If I understand you correctly from your example, this may work.
/^[^\W_]+(?:_[^\W_]+){2,}$/

-sln
 
I

Ilya Zakharevich

So I read it as: "it will" (with certain exceptions).
Again...

OTOH, it is sensible to assume that - usually - the people who wrote
the implementation will have tried to make it behave sensibly and in
this case, that tr/// will neither copy nor modify the string except
if this is necessary to perform the requested operation.

Not applicable to Perl (in general).
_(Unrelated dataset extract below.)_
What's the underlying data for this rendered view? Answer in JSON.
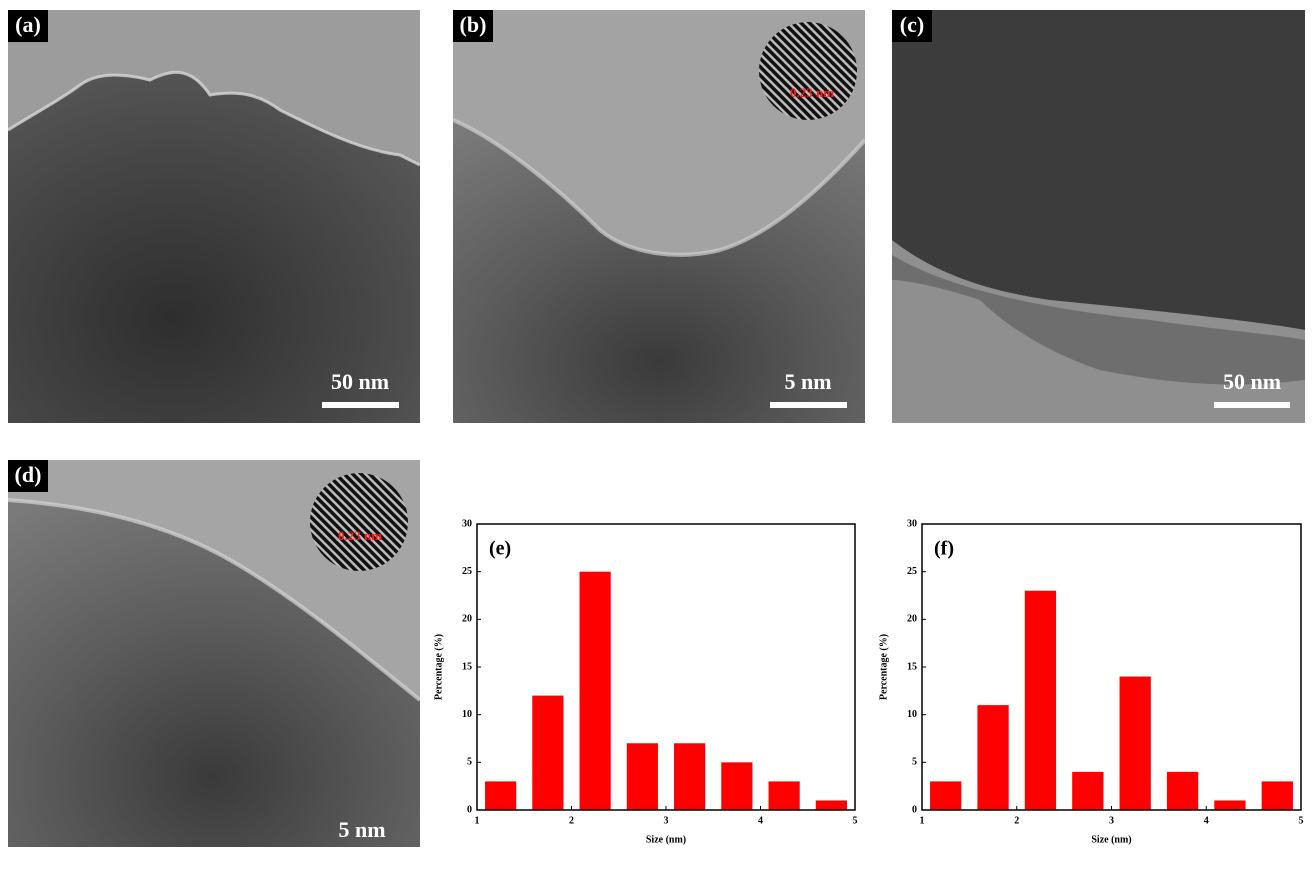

A lot of stuff is majorly pessimized.
Re: tied scalars

What will happen when an operation is performed on a scalar tied to
something depends on the class/ module used to provide the tied
semantics and this can be anything, so the question didn't really make
sense: This class or module may well cause 'a database update' despite
perl didn't modify the data.

This is true "literally", but AFAIK, not applicable to any situation I
know.

Essentially, for me all this boils down to: do not use tr/// unless
you can't avoid it, or know EXACTLY how and when your code is going to
be used...

Ilya
 
R

Rainer Weikusat

[...]
Everyone now knows that using UTF-8 was a mistake,

That's not something "everyone knows" and in fact, some people were so
convinced that UTF-8 would be a sensible choice that they implemented
complete operating systems based on using UTF-8 as native character
encoding (that would be "Plan9"). This should rather be "every member
of some small group of people" (people currently working on Perl
Unicode support?) are strongly convinced that chosing UTF-8 was a
mistake (and I'd wager a bet that the base reason for this is "that's
not what Microsoft did and consequently, it must be WRONG !!1").